Posted: Fri May 10, 2019 16:55 Post subject: Accessing Clients Behind DD-WRT VPN Client
I'm trying to set up VPN access to a handful of computers at our lab. File management, checking tests, etc. The building we lease doesn't allow us to port forward anything, so we've setup an OpenVPN AS on digital ocean and have connected both the remote computers and the lab router to that VPN.
Connections seem to work, and we can see the router remotely. But we cannot figure out how to connect to the computers behind the router. How would we expose those computers to the VPN network for access?
I've tried port forwarding the four ports that Samba uses through the router, to no avail.
If you're referring to site-to-site capabilities, where either the OpenVPN server itself, or clients behind the OpenVPN server are able to initiate connections to the local network behind the OpenVPN client, then it's not enough to simply add a static route to the server's routing table that points to that local network (the first thing ppl usually do). OpenVPN also requires that you specify an iroute directive in a file, whose name is based on the OpenVPN client's common name on its cert, in the CCD directory.
However, I'm not sure how to configure the iroute in dd-wrt. I can add it to the client.conf file like a usual client, but where should I add it in the ddwrt GUI? Still not able to connect without this, so I'm assuming I need it somewhere.
Posted: Mon May 13, 2019 17:48 Post subject: [Solved]
First of all, thank you eibgrad and egc for the help.
I was able to find a solution this morning, and will outline it for posterity.
Configuring CCD is in fact what was necessary, but it's a little different through Access Server. All of the configuration I needed was in the user permissions tab, and was pretty straightforward.

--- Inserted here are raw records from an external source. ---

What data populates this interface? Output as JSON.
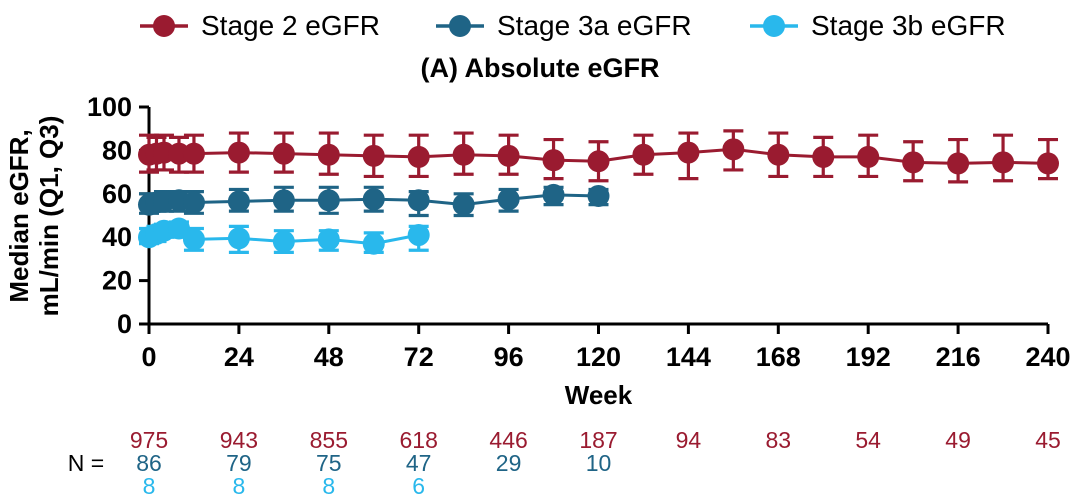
{
  "chart_data": {
    "type": "line",
    "title": "(A) Absolute eGFR",
    "xlabel": "Week",
    "ylabel_lines": [
      "Median eGFR,",
      "mL/min (Q1, Q3)"
    ],
    "xlim": [
      0,
      240
    ],
    "ylim": [
      0,
      100
    ],
    "xticks": [
      0,
      24,
      48,
      72,
      96,
      120,
      144,
      168,
      192,
      216,
      240
    ],
    "yticks": [
      0,
      20,
      40,
      60,
      80,
      100
    ],
    "grid": false,
    "legend_position": "top",
    "error_bars": "Q1-Q3 whiskers",
    "series": [
      {
        "name": "Stage 2 eGFR",
        "color": "#9A1B30",
        "x": [
          0,
          2,
          4,
          8,
          12,
          24,
          36,
          48,
          60,
          72,
          84,
          96,
          108,
          120,
          132,
          144,
          156,
          168,
          180,
          192,
          204,
          216,
          228,
          240
        ],
        "median": [
          78,
          78.5,
          79,
          78.5,
          78.5,
          79,
          78.5,
          78,
          77.5,
          77,
          78,
          77.5,
          75.5,
          75,
          78,
          79,
          80.5,
          78,
          77,
          77,
          74.5,
          74,
          74.5,
          74
        ],
        "q1": [
          70,
          71,
          71,
          70,
          70,
          70,
          70,
          69,
          68,
          68,
          69,
          69,
          67,
          66,
          69,
          67,
          71,
          68,
          68,
          68,
          66,
          65.5,
          66,
          67
        ],
        "q3": [
          87,
          86,
          87,
          86,
          87,
          88,
          88,
          88,
          87,
          87,
          88,
          87,
          85,
          84,
          87,
          88,
          89,
          88,
          86,
          87,
          84,
          85,
          87,
          85
        ]
      },
      {
        "name": "Stage 3a eGFR",
        "color": "#1F6486",
        "x": [
          0,
          2,
          4,
          8,
          12,
          24,
          36,
          48,
          60,
          72,
          84,
          96,
          108,
          120
        ],
        "median": [
          55,
          56,
          56.5,
          57,
          56,
          56.5,
          57,
          57,
          57.5,
          57,
          55,
          57.5,
          59.5,
          59
        ],
        "q1": [
          51,
          52,
          52,
          52,
          51,
          52,
          52,
          51,
          52,
          50,
          50,
          52,
          55,
          55
        ],
        "q3": [
          60,
          60,
          61,
          61,
          61,
          62,
          63,
          63,
          63,
          61,
          60,
          62,
          63,
          62
        ]
      },
      {
        "name": "Stage 3b eGFR",
        "color": "#29B8EC",
        "x": [
          0,
          2,
          4,
          8,
          12,
          24,
          36,
          48,
          60,
          72
        ],
        "median": [
          40,
          41.5,
          43,
          44,
          39,
          39.5,
          38,
          39,
          37,
          41
        ],
        "q1": [
          37,
          38,
          40,
          40,
          34,
          33,
          33,
          34,
          33,
          34
        ],
        "q3": [
          44,
          45,
          46,
          47,
          44,
          45,
          43,
          43,
          42,
          45
        ]
      }
    ],
    "n_table": {
      "label": "N =",
      "weeks": [
        0,
        24,
        48,
        72,
        96,
        120,
        144,
        168,
        192,
        216,
        240
      ],
      "rows": [
        {
          "series": "Stage 2 eGFR",
          "color": "#9A1B30",
          "values": [
            "975",
            "943",
            "855",
            "618",
            "446",
            "187",
            "94",
            "83",
            "54",
            "49",
            "45"
          ]
        },
        {
          "series": "Stage 3a eGFR",
          "color": "#1F6486",
          "values": [
            "86",
            "79",
            "75",
            "47",
            "29",
            "10",
            "",
            "",
            "",
            "",
            ""
          ]
        },
        {
          "series": "Stage 3b eGFR",
          "color": "#29B8EC",
          "values": [
            "8",
            "8",
            "8",
            "6",
            "",
            "",
            "",
            "",
            "",
            "",
            ""
          ]
        }
      ]
    }
  }
}
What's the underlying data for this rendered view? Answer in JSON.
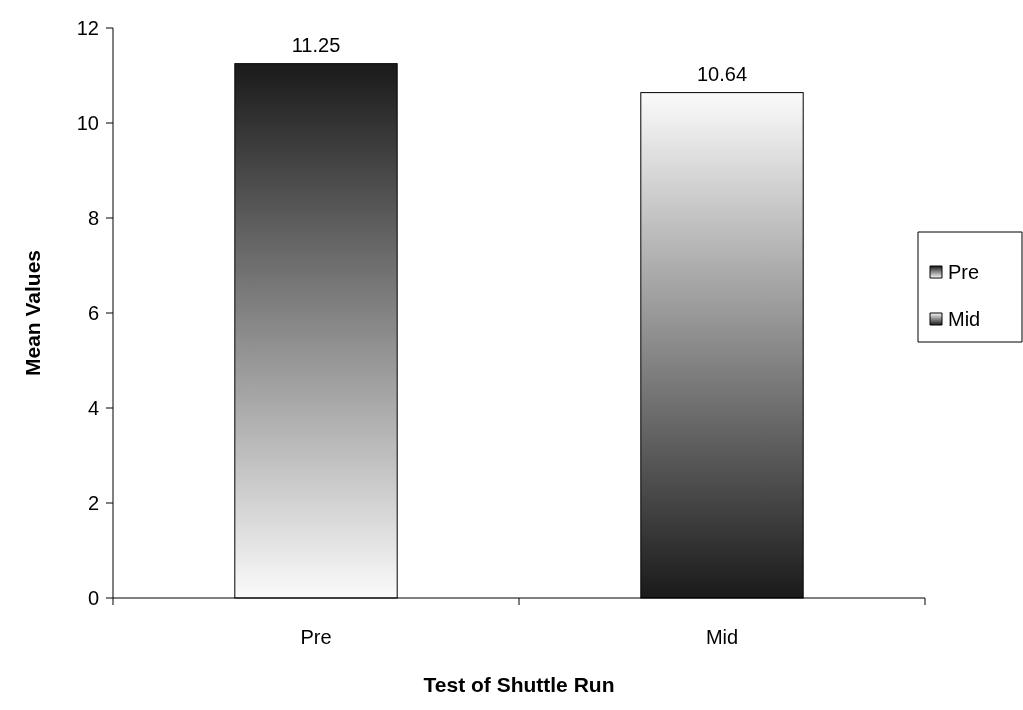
{
  "chart_data": {
    "type": "bar",
    "xlabel": "Test of Shuttle Run",
    "ylabel": "Mean Values",
    "categories": [
      "Pre",
      "Mid"
    ],
    "series": [
      {
        "name": "Pre",
        "color": "#1a1a1a",
        "values": [
          11.25,
          null
        ]
      },
      {
        "name": "Mid",
        "color": "#1a1a1a",
        "values": [
          null,
          10.64
        ]
      }
    ],
    "ylim": [
      0,
      12
    ],
    "yticks": [
      0,
      2,
      4,
      6,
      8,
      10,
      12
    ],
    "data_labels": true,
    "legend": "right",
    "grid": false
  }
}
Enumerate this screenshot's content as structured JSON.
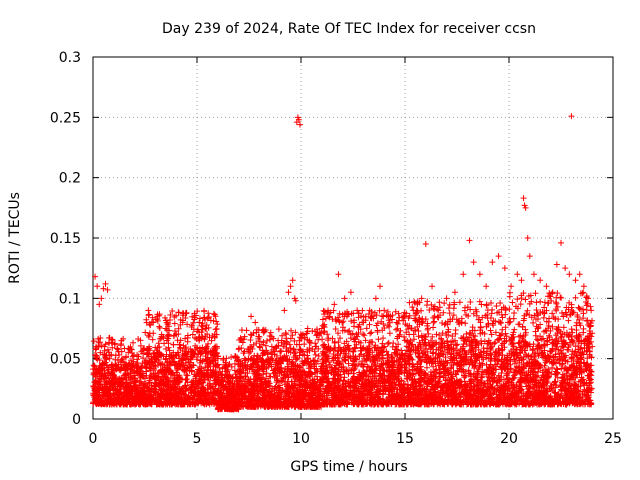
{
  "chart_data": {
    "type": "scatter",
    "title": "Day 239 of 2024, Rate Of TEC Index for receiver ccsn",
    "xlabel": "GPS time / hours",
    "ylabel": "ROTI / TECUs",
    "xlim": [
      0,
      25
    ],
    "ylim": [
      0,
      0.3
    ],
    "x_ticks": [
      "0",
      "5",
      "10",
      "15",
      "20",
      "25"
    ],
    "y_ticks": [
      "0",
      "0.05",
      "0.1",
      "0.15",
      "0.2",
      "0.25",
      "0.3"
    ],
    "grid": true,
    "legend": "none",
    "marker": "plus",
    "color": "#ff0000",
    "series": [
      {
        "points": [
          [
            0.1,
            0.118
          ],
          [
            0.2,
            0.11
          ],
          [
            0.3,
            0.095
          ],
          [
            0.4,
            0.1
          ],
          [
            0.5,
            0.108
          ],
          [
            0.6,
            0.112
          ],
          [
            0.7,
            0.107
          ],
          [
            0.15,
            0.06
          ],
          [
            0.35,
            0.055
          ],
          [
            0.55,
            0.06
          ],
          [
            0.8,
            0.05
          ],
          [
            1.2,
            0.042
          ],
          [
            1.6,
            0.045
          ],
          [
            2.0,
            0.04
          ],
          [
            2.4,
            0.038
          ],
          [
            2.7,
            0.06
          ],
          [
            2.9,
            0.08
          ],
          [
            3.1,
            0.085
          ],
          [
            3.3,
            0.07
          ],
          [
            3.5,
            0.075
          ],
          [
            3.7,
            0.082
          ],
          [
            4.0,
            0.07
          ],
          [
            4.2,
            0.078
          ],
          [
            4.5,
            0.088
          ],
          [
            4.8,
            0.07
          ],
          [
            5.1,
            0.065
          ],
          [
            5.4,
            0.075
          ],
          [
            5.7,
            0.065
          ],
          [
            6.0,
            0.05
          ],
          [
            6.3,
            0.045
          ],
          [
            6.6,
            0.035
          ],
          [
            7.0,
            0.045
          ],
          [
            7.3,
            0.05
          ],
          [
            7.6,
            0.085
          ],
          [
            7.8,
            0.08
          ],
          [
            8.0,
            0.06
          ],
          [
            8.3,
            0.055
          ],
          [
            8.6,
            0.06
          ],
          [
            8.9,
            0.065
          ],
          [
            9.2,
            0.09
          ],
          [
            9.4,
            0.105
          ],
          [
            9.5,
            0.11
          ],
          [
            9.6,
            0.115
          ],
          [
            9.7,
            0.1
          ],
          [
            9.75,
            0.098
          ],
          [
            9.8,
            0.246
          ],
          [
            9.85,
            0.25
          ],
          [
            9.9,
            0.248
          ],
          [
            9.95,
            0.244
          ],
          [
            10.1,
            0.07
          ],
          [
            10.4,
            0.065
          ],
          [
            10.7,
            0.06
          ],
          [
            11.0,
            0.075
          ],
          [
            11.3,
            0.09
          ],
          [
            11.6,
            0.095
          ],
          [
            11.8,
            0.12
          ],
          [
            12.1,
            0.1
          ],
          [
            12.4,
            0.105
          ],
          [
            12.7,
            0.09
          ],
          [
            13.0,
            0.08
          ],
          [
            13.3,
            0.09
          ],
          [
            13.6,
            0.1
          ],
          [
            13.8,
            0.11
          ],
          [
            14.0,
            0.09
          ],
          [
            14.3,
            0.085
          ],
          [
            14.6,
            0.08
          ],
          [
            15.0,
            0.085
          ],
          [
            15.4,
            0.09
          ],
          [
            15.8,
            0.1
          ],
          [
            16.0,
            0.145
          ],
          [
            16.3,
            0.11
          ],
          [
            16.6,
            0.09
          ],
          [
            17.0,
            0.1
          ],
          [
            17.4,
            0.105
          ],
          [
            17.8,
            0.12
          ],
          [
            18.1,
            0.148
          ],
          [
            18.3,
            0.13
          ],
          [
            18.6,
            0.12
          ],
          [
            18.9,
            0.11
          ],
          [
            19.2,
            0.13
          ],
          [
            19.5,
            0.135
          ],
          [
            19.8,
            0.125
          ],
          [
            20.1,
            0.11
          ],
          [
            20.4,
            0.12
          ],
          [
            20.6,
            0.115
          ],
          [
            20.7,
            0.183
          ],
          [
            20.75,
            0.177
          ],
          [
            20.8,
            0.175
          ],
          [
            20.9,
            0.15
          ],
          [
            21.0,
            0.135
          ],
          [
            21.2,
            0.12
          ],
          [
            21.5,
            0.115
          ],
          [
            21.8,
            0.11
          ],
          [
            22.1,
            0.105
          ],
          [
            22.3,
            0.128
          ],
          [
            22.5,
            0.146
          ],
          [
            22.7,
            0.125
          ],
          [
            22.9,
            0.12
          ],
          [
            23.0,
            0.251
          ],
          [
            23.2,
            0.115
          ],
          [
            23.4,
            0.12
          ],
          [
            23.6,
            0.11
          ],
          [
            23.8,
            0.1
          ],
          [
            23.95,
            0.09
          ]
        ]
      }
    ],
    "dense_band": {
      "x_range": [
        0,
        24
      ],
      "segments": [
        {
          "x": [
            0,
            2.5
          ],
          "low": 0.012,
          "high": 0.045
        },
        {
          "x": [
            2.5,
            6.0
          ],
          "low": 0.012,
          "high": 0.06
        },
        {
          "x": [
            6.0,
            7.0
          ],
          "low": 0.008,
          "high": 0.035
        },
        {
          "x": [
            7.0,
            11.0
          ],
          "low": 0.01,
          "high": 0.05
        },
        {
          "x": [
            11.0,
            15.0
          ],
          "low": 0.012,
          "high": 0.06
        },
        {
          "x": [
            15.0,
            20.0
          ],
          "low": 0.012,
          "high": 0.065
        },
        {
          "x": [
            20.0,
            24.0
          ],
          "low": 0.012,
          "high": 0.07
        }
      ]
    }
  }
}
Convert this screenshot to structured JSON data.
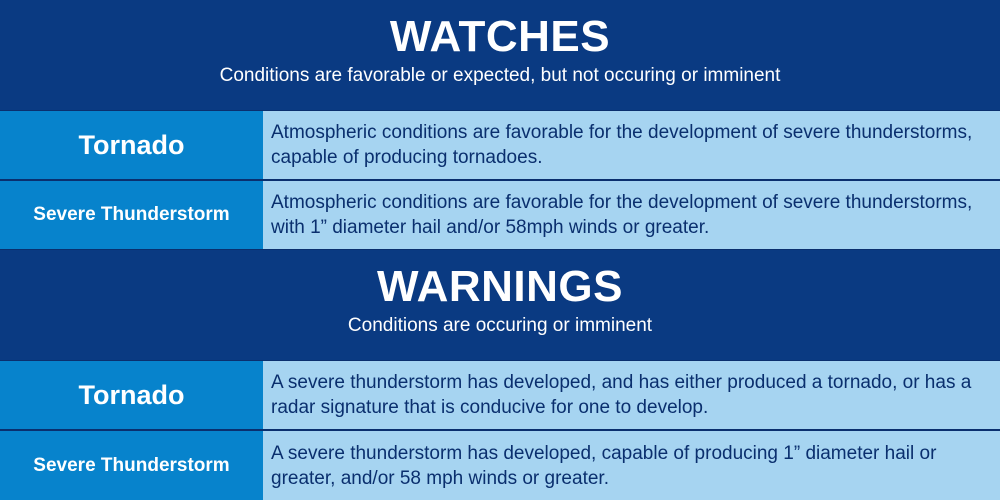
{
  "watches": {
    "title": "WATCHES",
    "subtitle": "Conditions are favorable or expected, but not occuring or imminent",
    "rows": [
      {
        "label": "Tornado",
        "description": "Atmospheric conditions are favorable for the development of severe thunderstorms, capable of producing tornadoes."
      },
      {
        "label": "Severe Thunderstorm",
        "description": "Atmospheric conditions are favorable for the development of severe thunderstorms, with 1” diameter hail and/or 58mph winds or greater."
      }
    ]
  },
  "warnings": {
    "title": "WARNINGS",
    "subtitle": "Conditions are occuring or imminent",
    "rows": [
      {
        "label": "Tornado",
        "description": "A severe thunderstorm has developed, and has either produced a tornado, or has a radar signature that is conducive for one to develop."
      },
      {
        "label": "Severe Thunderstorm",
        "description": "A severe thunderstorm has developed, capable of producing 1” diameter hail or greater, and/or 58 mph winds or greater."
      }
    ]
  },
  "colors": {
    "header_bg": "#0a3a82",
    "label_bg": "#0783cc",
    "description_bg": "#a6d4f1",
    "text_dark": "#0a2f6e"
  }
}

Under the user used by the router, I enabled the VPN Gateway option and entered "10.0.0.0/24", the lab subnet into the box.
Under the users that needed access, I enabled access to the same subnet with NAT.
This technically allows access to the internal network over VPN, but the router will still block incoming connections unless they're port forwarded. Therefore, in DD-WRT I forwarded the ports that I needed for RDP, Samba, etc.
Hope this helps someone in the future, and again thank you for the help.